A todos los presentes, tan circunspectos, los dejó pasmados la inocencia de aquellas palabras indignadas.

– ¿Y los cánones falsificados… Chatterton… Ossian… Henry Ireland… esos opúsculos del siglo XIX el otro día…?

– Sí, lo sé. Sé que hay personas que lo hacen, pero ¿por qué? -preguntó perpleja la señorita Lydgate-. Deben de estar locas.

– En la misma novela, alguien falsea adrede un resultado, quiero decir más adelante, para obtener un trabajo -añadió la decana-. Y el hombre que cometió el error al principio lo descubre, pero no dice nada, porque el otro anda muy mal de dinero y tienen esposa e hijos que mantener.

– ¡Hay que ver con las esposas y los hijos! -exclamó Peter.

– ¿Y el autor lo aprueba? -preguntó la rectora.

– Pues el libro acaba ahí, así que supongo que sí -contestó la decana.

– Pero ¿alguien aquí presente lo aprueba? Se hace pública una falsedad y la persona que podría corregirla lo deja pasar por piedad. ¿Alguna de ustedes haría lo mismo? Ahí tiene su campo de pruebas, señorita Barton, sin nada personal.

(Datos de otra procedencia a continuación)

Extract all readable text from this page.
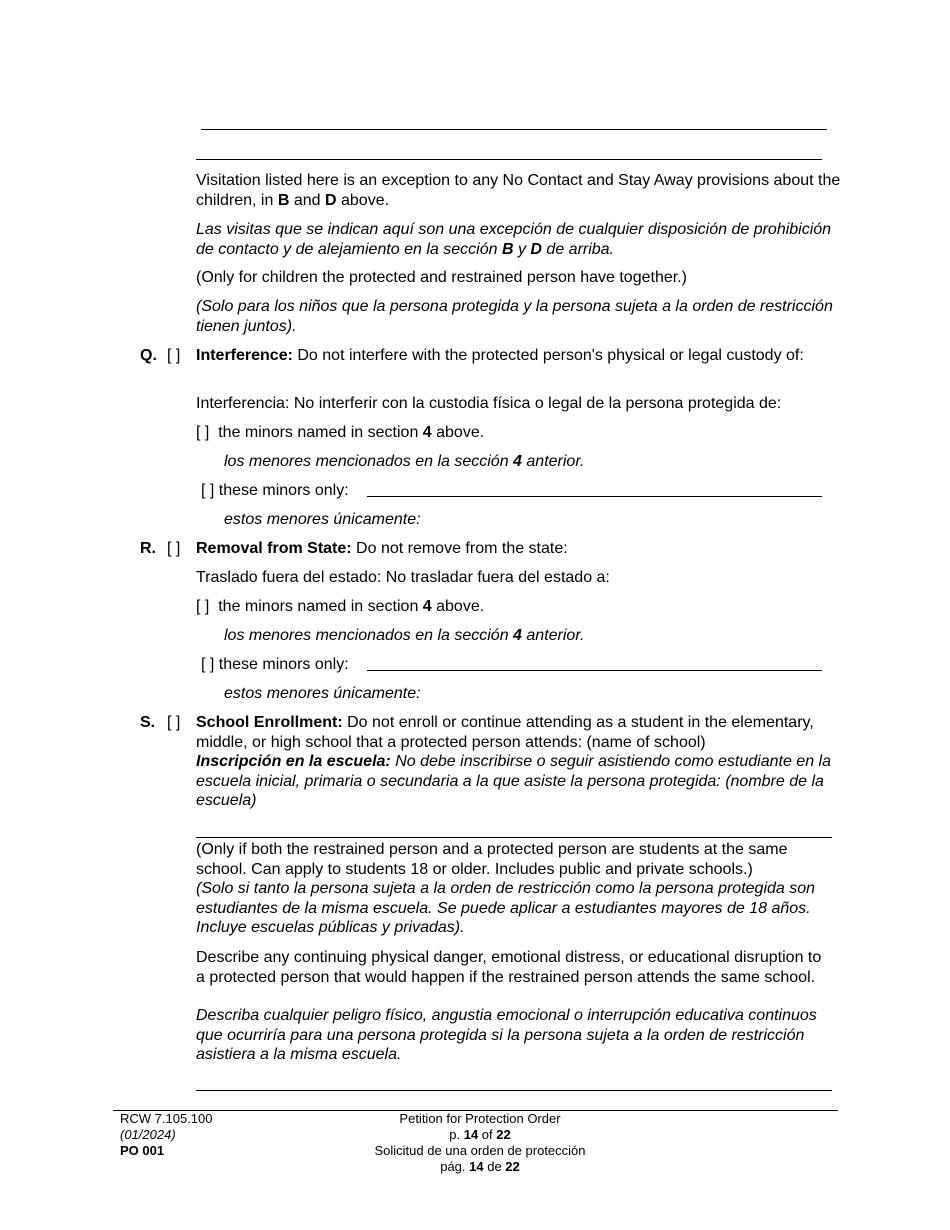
Visitation listed here is an exception to any No Contact and Stay Away provisions about the children, in B and D above.
Las visitas que se indican aquí son una excepción de cualquier disposición de prohibición de contacto y de alejamiento en la sección B y D de arriba.
(Only for children the protected and restrained person have together.)
(Solo para los niños que la persona protegida y la persona sujeta a la orden de restricción tienen juntos).
Q. [ ] Interference: Do not interfere with the protected person's physical or legal custody of:
Interferencia: No interferir con la custodia física o legal de la persona protegida de:
[ ] the minors named in section 4 above.
los menores mencionados en la sección 4 anterior.
[ ] these minors only:
estos menores únicamente:
R. [ ] Removal from State: Do not remove from the state:
Traslado fuera del estado: No trasladar fuera del estado a:
[ ] the minors named in section 4 above.
los menores mencionados en la sección 4 anterior.
[ ] these minors only:
estos menores únicamente:
S. [ ] School Enrollment: Do not enroll or continue attending as a student in the elementary, middle, or high school that a protected person attends: (name of school)
Inscripción en la escuela: No debe inscribirse o seguir asistiendo como estudiante en la escuela inicial, primaria o secundaria a la que asiste la persona protegida: (nombre de la escuela)
(Only if both the restrained person and a protected person are students at the same school. Can apply to students 18 or older. Includes public and private schools.)
(Solo si tanto la persona sujeta a la orden de restricción como la persona protegida son estudiantes de la misma escuela. Se puede aplicar a estudiantes mayores de 18 años. Incluye escuelas públicas y privadas).
Describe any continuing physical danger, emotional distress, or educational disruption to a protected person that would happen if the restrained person attends the same school.
Describa cualquier peligro físico, angustia emocional o interrupción educativa continuos que ocurriría para una persona protegida si la persona sujeta a la orden de restricción asistiera a la misma escuela.
RCW 7.105.100
(01/2024)
PO 001
Petition for Protection Order
p. 14 of 22
Solicitud de una orden de protección
pág. 14 de 22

– Claro que no podría hacerse una cosa así -contestó la señorita Barton-. Ni por diez esposas y cincuenta hijos.

– ¿Ni por Salomón y todas sus esposas y concubinas? La felicito por dar la nota tan poco femenina, señorita Barton. ¿Nadie tiene nada que decir a favor de las mujeres y los niños?

Ya sabía yo que nos jugaría alguna trastada, pensó Harriet.

– Eso le gustaría oír ¿verdad? – dijo la señorita Hillyard.

– No pone entre la espada y la pared -terció la decana-. Si lo decimos, puede argumentar que la feminidad nos incapacita para el saber, y si no lo decimos, puede argumentar que el saber no hace poco femeninas.

– Puesto que en los dos casos puedo resultar ofensivo, no tienen nada que ganar no diciendo la verdad -replicó Wimsey.

– La verdad es que nadie puede defender lo indefendible -dijo la señora Goodwin.

– De todos modos, me parece un caso demasiado artificial -se apresuró a objetar la señorita Allison-. Raramente podría darse, y si se diera…

– Claro que se da -interrumpió la señorita De Vine-. Ha ocurrido, y me ha ocurrido a mí. No me importa contarlo, sin dar nombres, por supuesto. Cuando estaba en Flamborough College, examinando las tesis doctorales en la Universidad de York, un hombre presentó un trabajo muy interesante sobre un tema histórico. Era una proposición sumamente convincente, pero dio la casualidad de que yo sabía que era falsa, porque existía una carta en una recóndita biblioteca de una ciudad del extranjero que la contradecía por completo. La encontré cuando estaba investigando otra cosa. No habría tenido mayor importancia, por supuesto, pero los documentos internos demostraban que el hombre debía de haber tenido acceso a esa biblioteca. Así que tuve que hacer averiguaciones y descubrí que aquel hombre había estado allí, que tenía que haber visto la carta y que la había omitido a propósito.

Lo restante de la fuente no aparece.